Coronavirus Covid-19: Istituto Spallanzani su vaccino Takis, “nessun report ufficiale. Sulla base dei dati disponibili non è possibile valutarne efficacia”

In merito alle notizie di agenzia pubblicate stamattina e contenenti tra l’altro dichiarazioni dell’amministratore delegato dell’azienda biotech Takis, l’Istituto nazionale malattie infettive “Lazzaro Spallanzani” Irccs ritiene opportuno fare alcune precisazioni. In una nota firmata dal direttore generale Marta Branca, si precisa anzitutto che “il suddetto comunicato non è stato concordato con l’Inmi né da esso autorizzato” e che l’Imni “è fra i pochi a poter valutare il potere di neutralizzazione degli anticorpi contro il Sars-Cov-2, che sono un parametro importante, fra l’altro, nella valutazione dell’efficacia dei vaccini. Questa attività è messa a disposizione delle altre Istituzioni di ricerca, sia pubbliche che private, anche ai fini di allestire progetti per concorrere a bandi di finanziamento di ricerca”. In questo ambito, l’Istituto “riceve quotidianamente proposte di collaborazione ed effettua valutazioni preventive di fattibilità, per poter valutare la possibilità di un proprio coinvolgimento in attività di ricerca comune”.
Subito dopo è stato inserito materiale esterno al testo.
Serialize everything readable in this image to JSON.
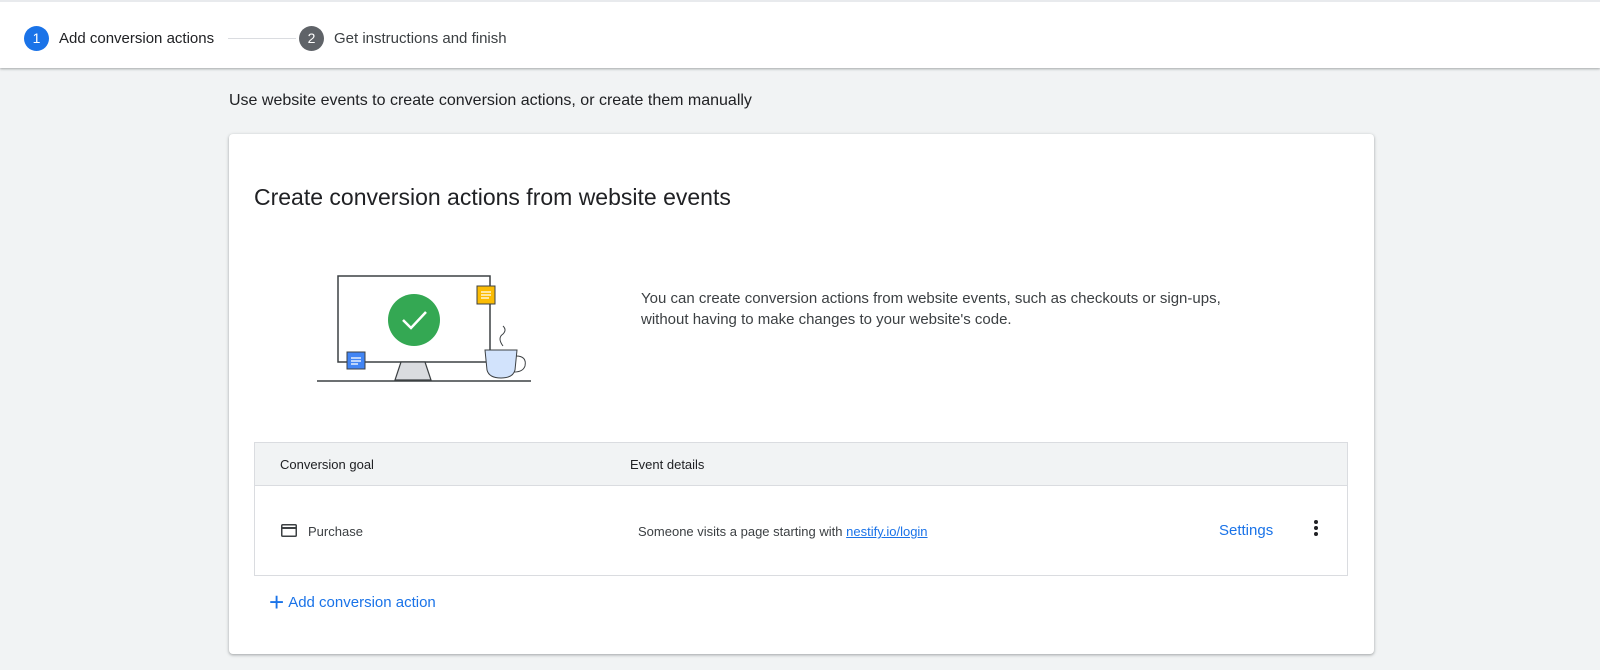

Nello specifico, puntualizza Branca, l’Istituto “ha partecipato ad una proposta di ricerca presentata da Takis nell’ambito di un bando ‘urgente’ lanciato alla Comunità europea, che non è stata finanziata. In vista della possibile partecipazione ad ulteriori bandi, sono state effettuate prove preliminari e parziali sulla risposta in termini di anticorpi neutralizzanti in topi inoculati con formulazioni iniziali di potenziali vaccini”. I risultati di queste prove, “tuttora in corso di valutazione, indicano che è possibile rilevare negli animali inoculati una risposta in termini di anticorpi neutralizzanti, il che è la premessa per lo sviluppo di un modello di studio basato sui consueti animali da esperimento”. La nota informa che l’Istituto sta al momento completando queste valutazioni preliminari, “per decidere sull’opportunità di continuare questi studi e formalizzare accordi specifici” e chiarisce che, “in ogni caso, l’Inmi non ha redatto alcun report ufficiale e non ha ancora distribuito in maniera formale i risultati degli esami effettuati”. Di qui la conclusione: “Sulla base dei dati sinora disponibili l’Inmi, per quanto a propria conoscenza, ritiene che non sia possibile giungere a conclusioni di qualunque natura sull’efficacia del potenziale candidato vaccinale”.